Figure 3 Tide elevations for four days with green line marking one elevation.
For the Puget Sound Inundation layer (Figure 5) a DEM was used that combined terrestrial topography and mixed source bathymetry (Finlayson, 2009). Inundation was modeled for areas with elevation ranging from -100 to + 30 ft (Figure 4). In Figure 4, the darker purple shows higher percent annual inundation.
Figure 4. Inundation layer (purple) for the Puget Sound
The area from the NE Puget Sound was selected to be shown in more detail because is illustrates the value of the inundation program in one practical context.  Over the early to mid-twentieth century, the hydrologic regimes of land on the estuaries of the Skagit and Stillaguamish rivers were highly modified with numerous dikes, tide-gates, and drains (WWAAA/NOAA NMFS/WADFW, 2008).  The inundation layer overlays many fields and other reclaimed areas (Figure 5a) and for comparison, the historic land cover types are also shown (Figure 5b). The historic land cover types are estuarine emergent wetland (light yellow), estuarine scrub shrub wetland (dark yellow), riverine tidal scrub-shrub wetland (turquoise), riverine tidal forested wetland (light blue), palustrine scrub-shrub wetland (mid blue), and palustrine forested wetland (dark blue). See also help for the probability of saltmarsh and probability of mudflat layers.

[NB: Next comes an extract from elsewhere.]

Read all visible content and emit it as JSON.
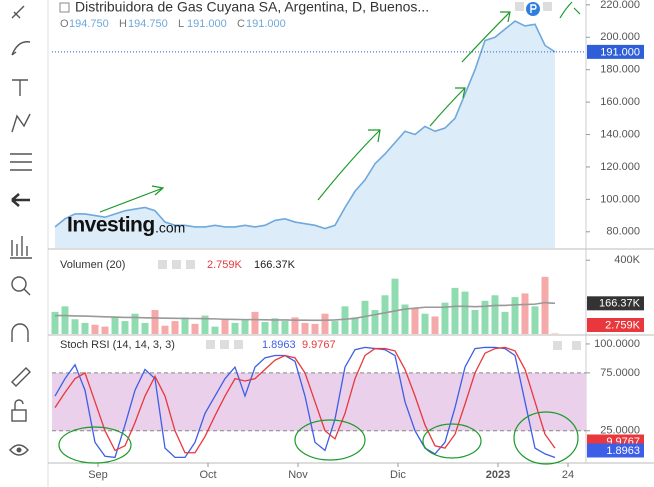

Figure 5 (a) Skagit and Stillaguamish Estuaries with extent of percent annual inundation compared to (b) historic extent of estuarine and riverine land cover types (WWAAA/NOAA NMFS/WADFW, 2008).   References
Finlayson DP, 2005. Combined bathymetry and topography of the Puget Lowland, Washington State. University of Washington, (
Finlayson DP, 2006. The geomorphology of Puget Sound beaches. Puget Sound Nearshore Partnership Report No. 2006-02. Published by Washington Sea Grant Program, University of Washington, Seattle, Washington. Available at Accessed 2013.
WWAAA/NOAA NMFS/WADFW, (Western Washington Agricultural Association,  NOAA’s National Marine Fisheries Service,  Washington Department of Fish and Wildlife) 2008. Skagit Delta Tidegates And Fish Initiatives Implementation Agreement.  Accessed 2013.